Torma Szabolcs, Szegletes Luca
Department of Automation and Applied Informatics, Faculty of Electrical Engineering and Informatics, Budapest University of Technology and Economics, Műegyetem rkp. 3., H-1111 Budapest, Hungary.
J Neural Eng. 2025 Jan 7;22(1). doi: 10.1088/1741-2552/ada0e4.
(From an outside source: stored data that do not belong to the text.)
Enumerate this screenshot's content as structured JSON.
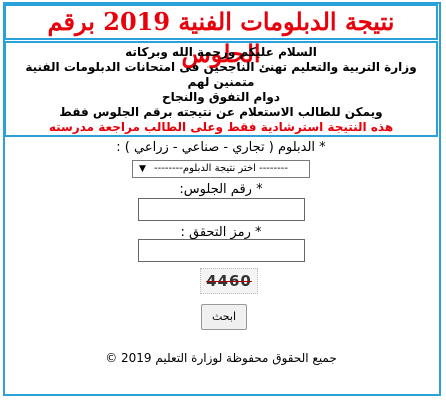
{
  "header": {
    "title": "نتيجة الدبلومات الفنية 2019 برقم الجلوس"
  },
  "info": {
    "line1": "السلام عليكم ورحمة الله وبركاته",
    "line2": "وزارة التربية والتعليم تهنئ الناجحين فى امتحانات الدبلومات الفنية متمنين لهم",
    "line3": "دوام التفوق والنجاح",
    "line4": "ويمكن للطالب الاستعلام عن نتيجته برقم الجلوس فقط",
    "warning": "هذه النتيجة استرشادية فقط وعلى الطالب مراجعة مدرسته"
  },
  "form": {
    "diploma_label": "* الدبلوم ( تجاري - صناعي - زراعي ) :",
    "diploma_selected": "-------- اختر نتيجة الدبلوم--------",
    "seat_label": "* رقم الجلوس:",
    "seat_value": "",
    "captcha_label": "* رمز التحقق :",
    "captcha_value": "",
    "captcha_text": "4460",
    "search_button": "ابحث"
  },
  "footer": {
    "copyright": "جميع الحقوق محفوظة لوزارة التعليم 2019 ©"
  },
  "colors": {
    "accent_border": "#2aa1d8",
    "title_red": "#e8000b"
  }
}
. The development of deep learning models for electroencephalography (EEG) signal processing is often constrained by the limited availability of high-quality data. Data augmentation techniques are among the solutions to overcome these challenges, and deep neural generative models, with their data synthesis capabilities, are potential candidates.. The current work investigates enhanced diffusion probabilistic models (DPM) and sampling methods for brain signal generation and data augmentation. We used implicit sampling and progressive distillation to shorten the inference and subsequently analyzed the effects of these methods on the generated data. To assess the feasibility of our method, four classification models were trained and evaluated in an inter-subject setting on datasets augmented with synthetic signals.Our analysis of generative metrics and statistical evaluations, including subject- and group-level tests, showed that our DPMs could generate visual evoked potentials and motor imagery signals. Distilled, single-step DPMs were trained on two publicly available datasets and were used to synthesize relatively high-quality EEG samples. The performance of the classifiers was improved by the application of the synthesized signals. The present work demonstrates that DPMs are capable of augmenting data with high fidelity and improving the diversity of EEG signals. Although samples can be generated in a single step, there is a significant trade-off between the data quality and sampling steps.The findings and results of this study demonstrate the promising capability of diffusion models for EEG synthesis, which marks progress toward an efficient and generalizable augmentation method for various EEG decoding tasks.
用于脑电图(EEG)信号处理的深度学习模型的发展常常受到高质量数据有限可用性的限制。数据增强技术是克服这些挑战的解决方案之一,而具有数据合成能力的深度神经生成模型是潜在的候选方法。当前的工作研究了用于脑信号生成和数据增强的增强扩散概率模型(DPM)和采样方法。我们使用隐式采样和渐进蒸馏来缩短推理过程,随后分析了这些方法对生成数据的影响。为了评估我们方法的可行性,在一个跨受试者的设置中,在使用合成信号增强的数据集上训练和评估了四个分类模型。我们对生成指标和统计评估的分析,包括受试者和组水平的测试,表明我们的DPM可以生成视觉诱发电位和运动想象信号。经过蒸馏的单步DPM在两个公开可用的数据集上进行了训练,并用于合成相对高质量的EEG样本。通过应用合成信号提高了分类器的性能。目前的工作表明,DPM能够以高保真度增强数据并提高EEG信号的多样性。尽管可以一步生成样本,但在数据质量和采样步骤之间存在显著的权衡。本研究的发现和结果证明了扩散模型在EEG合成方面具有广阔前景的能力,这标志着朝着一种适用于各种EEG解码任务的高效且通用的增强方法迈进了一步。